Dear Delhi, here I am at home

January 28, 2018 12:05 am | Updated May 26, 2021 03:15 pm IST

I don’t know where to begin. On the first night in the paying guest accommodation where I was to spend the next four months, my first-ever roommate, who I had just met, switched on the TV to kill the silence and began watching Kal Ho Naa Ho .

Now, a weeping SRK on screen is not exactly what I can handle when my heart is already imploding with emotion and my tear glands are way too active. I barely ate, and wept myself to sleep. I was amidst complete strangers in a city more than 250 km away from home, for a whole night for the first time in my life. I am 23, by the way.

People my age are scaling mountains, winning Olympic medals and beauty pageants, travelling the world and what not, while the biggest feat that I have achieved so far is stepping out of the vicinity of my house for a few months. When I first heard of an opportunity to come to you, Delhi, for an internship, I just knew I had to do it. My young blood had been boiling long enough for me to not think twice. However, first-day jitters got to me before you could. I was scared as I set foot here and who wouldn’t be? Dearest Dilli, you are gigantic enough to swallow a tiny speck of dust like me (metaphorically tiny, of course) and I had no clue as to what you had in store for me. But it worked out well between the two of us, didn’t it?

Luckily, I didn’t have to work very hard to convince my parents about this. They readily agreed to bring me to you. However, seeing my mom sob as she left me here did make me nervous. Perhaps she was more nervous about how I was going to survive with another person living in the same room as me. A single child like me is usually not used to sharing personal space with someone that easily. I was going to have a room-mate for the first time in and the only thing I worried about was accidentally offending her out of my sheer need for privacy. But, to my surprise, I opened up. I lived peacefully with two people very different from myself, for around two months each. And in my very first long conversation with my second roommate, I told her with an evil grin that I wanted to see the world end. That speaks for itself, doesn’t it?

Different people feel differently about living in a metropolis. They may either feel lost or liberated. Well, you made me experience both simultaneously. From my first-ever Metro ride to wandering aimlessly around Connaught Place for hours together, from watching people go about their business while sipping coffee, to trying out a new cafe every weekend, from making my way through a sea of people at the Rajiv Chowk Metro station to bargaining efficiently with the autowallahs, everything I did with you told me a little more about who I was. I wish I could do a lot more.

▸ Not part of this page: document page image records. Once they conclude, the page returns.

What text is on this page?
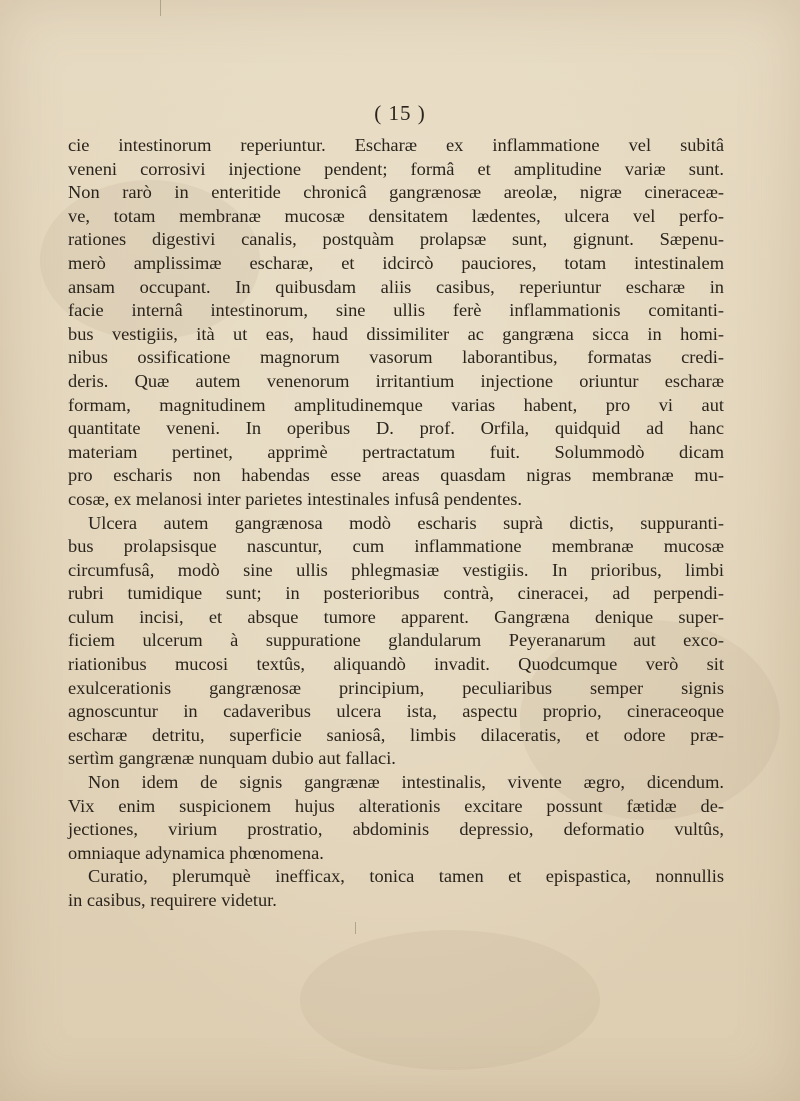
( 15 )
cie intestinorum reperiuntur. Escharæ ex inflammatione vel subitâ
veneni corrosivi injectione pendent; formâ et amplitudine variæ sunt.
Non rarò in enteritide chronicâ gangrænosæ areolæ, nigræ cineraceæ-
ve, totam membranæ mucosæ densitatem lædentes, ulcera vel perfo-
rationes digestivi canalis, postquàm prolapsæ sunt, gignunt. Sæpenu-
merò amplissimæ escharæ, et idcircò pauciores, totam intestinalem
ansam occupant. In quibusdam aliis casibus, reperiuntur escharæ in
facie internâ intestinorum, sine ullis ferè inflammationis comitanti-
bus vestigiis, ità ut eas, haud dissimiliter ac gangræna sicca in homi-
nibus ossificatione magnorum vasorum laborantibus, formatas credi-
deris. Quæ autem venenorum irritantium injectione oriuntur escharæ
formam, magnitudinem amplitudinemque varias habent, pro vi aut
quantitate veneni. In operibus D. prof. Orfila, quidquid ad hanc
materiam pertinet, apprimè pertractatum fuit. Solummodò dicam
pro escharis non habendas esse areas quasdam nigras membranæ mu-
cosæ, ex melanosi inter parietes intestinales infusâ pendentes.
Ulcera autem gangrænosa modò escharis suprà dictis, suppuranti-
bus prolapsisque nascuntur, cum inflammatione membranæ mucosæ
circumfusâ, modò sine ullis phlegmasiæ vestigiis. In prioribus, limbi
rubri tumidique sunt; in posterioribus contrà, cineracei, ad perpendi-
culum incisi, et absque tumore apparent. Gangræna denique super-
ficiem ulcerum à suppuratione glandularum Peyeranarum aut exco-
riationibus mucosi textûs, aliquandò invadit. Quodcumque verò sit
exulcerationis gangrænosæ principium, peculiaribus semper signis
agnoscuntur in cadaveribus ulcera ista, aspectu proprio, cineraceoque
escharæ detritu, superficie saniosâ, limbis dilaceratis, et odore præ-
sertìm gangrænæ nunquam dubio aut fallaci.
Non idem de signis gangrænæ intestinalis, vivente ægro, dicendum.
Vix enim suspicionem hujus alterationis excitare possunt fætidæ de-
jectiones, virium prostratio, abdominis depressio, deformatio vultûs,
omniaque adynamica phœnomena.
Curatio, plerumquè inefficax, tonica tamen et epispastica, nonnullis
in casibus, requirere videtur.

Dearest Dilli, you saw me at my emotional worst. You saw me starving and fuming over things I couldn’t control. You saw me weeping in a Metro compartment when I missed home. You saw me wrestle with my desires and mood swings as I looked at the half moon. You saw me cry my heart out to my best friend at an overcrowded cafe. You saw me write poetry as I sat outside a Starbucks outlet in CP watching people. Could I be any more dramatic?

In a short time-span of four months, I became more intimate with you than I ever was with anyone and I do regret that I haven’t seen all of you, yet. The road to self-discovery is long and there is so much more to find out.

So, dear Delhi, thanks for being more than just an experience. I guess I’ll see you soon.